Dan kom ik op de motie-Van Velzen op stuk nr. 75, waarin wordt verzocht welzijnsvoorschriften voor kalfjes op te stellen op basis van wetenschappelijk onderzoek van EFSA. Ik verwijs mevrouw Van Velzen naar mijn schriftelijke antwoord op Kamervraag 14. Dat antwoord heeft zij ongetwijfeld gezien. Na ommekomst van het onderzoek in het kader van de welzijnsmonitor zal ik meer duidelijkheid geven over het hemoglobinegehalte. Ik wacht de resultaten van dat onderzoek dus af. Vervolgens zal ik bekijken of er nadere stappen nodig zijn. Ik ontraad aanneming van deze motie.

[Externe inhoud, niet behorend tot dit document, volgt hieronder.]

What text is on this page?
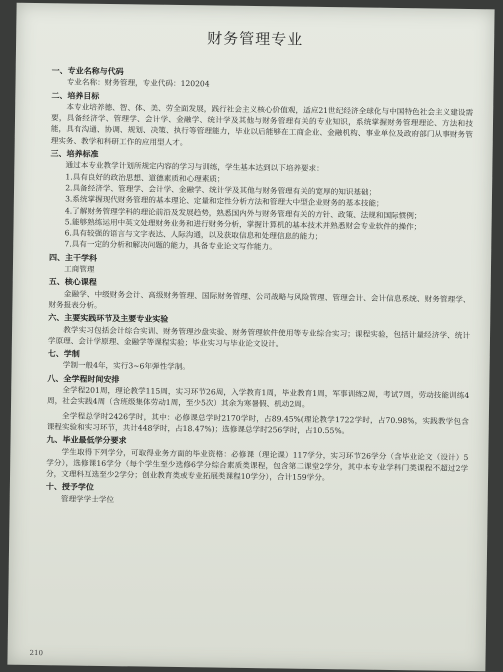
财务管理专业
一、专业名称与代码
专业名称：财务管理，专业代码：120204
二、培养目标
本专业培养德、智、体、美、劳全面发展，践行社会主义核心价值观，适应21世纪经济全球化与中国特色社会主义建设需要，具备经济学、管理学、会计学、金融学、统计学及其他与财务管理有关的专业知识，系统掌握财务管理理论、方法和技能，具有沟通、协调、规划、决策、执行等管理能力，毕业以后能够在工商企业、金融机构、事业单位及政府部门从事财务管理实务、教学和科研工作的应用型人才。
三、培养标准
通过本专业教学计划所规定内容的学习与训练，学生基本达到以下培养要求：
1.具有良好的政治思想、道德素质和心理素质；
2.具备经济学、管理学、会计学、金融学、统计学及其他与财务管理有关的宽厚的知识基础；
3.系统掌握现代财务管理的基本理论、定量和定性分析方法和管理大中型企业财务的基本技能；
4.了解财务管理学科的理论前沿及发展趋势，熟悉国内外与财务管理有关的方针、政策、法规和国际惯例；
5.能够熟练运用中英文处理财务业务和进行财务分析，掌握计算机的基本技术并熟悉财会专业软件的操作；
6.具有较强的语言与文字表达、人际沟通，以及获取信息和处理信息的能力；
7.具有一定的分析和解决问题的能力，具备专业论文写作能力。
四、主干学科
工商管理
五、核心课程
金融学、中级财务会计、高级财务管理、国际财务管理、公司战略与风险管理、管理会计、会计信息系统、财务管理学、财务报表分析。
六、主要实践环节及主要专业实验
教学实习包括会计综合实训、财务管理沙盘实验、财务管理软件使用等专业综合实习；课程实验，包括计量经济学、统计学原理、会计学原理、金融学等课程实验；毕业实习与毕业论文设计。
七、学制
学制一般4年，实行3~6年弹性学制。
八、全学程时间安排
全学程201周，理论教学115周，实习环节26周，入学教育1周，毕业教育1周，军事训练2周，考试7周，劳动技能训练4周，社会实践4周（含班级集体劳动1周，至少5次）其余为寒暑假、机动2周。
全学程总学时2426学时，其中：必修课总学时2170学时，占89.45%(理论教学1722学时，占70.98%，实践教学包含课程实验和实习环节，共计448学时，占18.47%)；选修课总学时256学时，占10.55%。
九、毕业最低学分要求
学生取得下列学分，可取得业务方面的毕业资格：必修课（理论课）117学分，实习环节26学分（含毕业论文（设计）5学分），选修课16学分（每个学生至少选修6学分综合素质类课程，包含第二课堂2学分，其中本专业学科门类课程不超过2学分，文理科互选至少2学分；创业教育类或专业拓展类课程10学分），合计159学分。
十、授予学位
管理学学士学位
210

Dan kom ik op de motie-Van Velzen op stuk nr. 76. Deze gaat opnieuw over foie gras. Ik heb gedaan wat ik de Kamer heb toegezegd. Ik ga dat niet opnieuw doen. Ik ontraad aanneming van deze motie.

De motie-Van Velzen op nr. 77 verzoekt de handhaving en expertise van de Algemene Inspectiedienst waar het gaat om het CITES-verdrag op adequaat niveau te brengen. Deze motie is overbodig. Met de handhavingspartners in het kader van CITES zijn afspraken gemaakt over een handhavingsinzet op basis van risicobeoordeling. Daar bestaat dus al toezicht op adequaat niveau.

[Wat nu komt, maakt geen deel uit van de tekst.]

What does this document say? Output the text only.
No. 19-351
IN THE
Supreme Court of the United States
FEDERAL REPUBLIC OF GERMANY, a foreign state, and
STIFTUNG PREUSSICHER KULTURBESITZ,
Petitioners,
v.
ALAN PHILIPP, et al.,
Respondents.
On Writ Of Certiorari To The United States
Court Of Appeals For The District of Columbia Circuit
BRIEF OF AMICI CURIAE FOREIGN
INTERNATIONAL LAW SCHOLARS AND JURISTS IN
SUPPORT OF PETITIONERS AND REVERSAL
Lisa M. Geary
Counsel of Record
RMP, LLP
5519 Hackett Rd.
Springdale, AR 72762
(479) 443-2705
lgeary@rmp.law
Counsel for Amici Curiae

In de motie-Atsma c.s. op stuk nr. 78 wordt de regering verzocht om onderzoek te doen naar de mogelijkheden om ondernemers te belonen voor akkerrandenbeheer. Ik heb vorige week bij het algemeen overleg over de Landbouw- en Visserijraad al duidelijk gemaakt dat ik bezig ben met de invulling hiervan. Ik onderzoek dus ook de mogelijkheden voor akkerrandenbeheer. Ik zie deze motie daarom als ondersteuning van beleid.

In de motie-Atsma/Snijder-Hazelhoff op stuk nr. 79 wordt de regering verzocht om alles in het werk te stellen om ondernemers in bepaalde gebieden bestaansrecht en ontwikkelingskansen te geven. Dit naar aanleiding van het Wierdense Veld. Wat voor het Wierdense Veld als Natura 2000-gebied geldt, geldt echter voor alle 162 Natura 2000-gebieden. Ik stel alles in het werk om deze gebieden open en toegankelijk te houden en in ontwikkelingsperspectief zodanig te behandelen dat er voor zowel natuur als ondernemerschap en sociale activiteiten ontwikkelingsmogelijkheden blijven bestaan. Dat betekent dat ik deze motie niet alleen voor het Wierdense Veld maar voor alle Natura 2000-gebieden zie als ondersteuning van beleid.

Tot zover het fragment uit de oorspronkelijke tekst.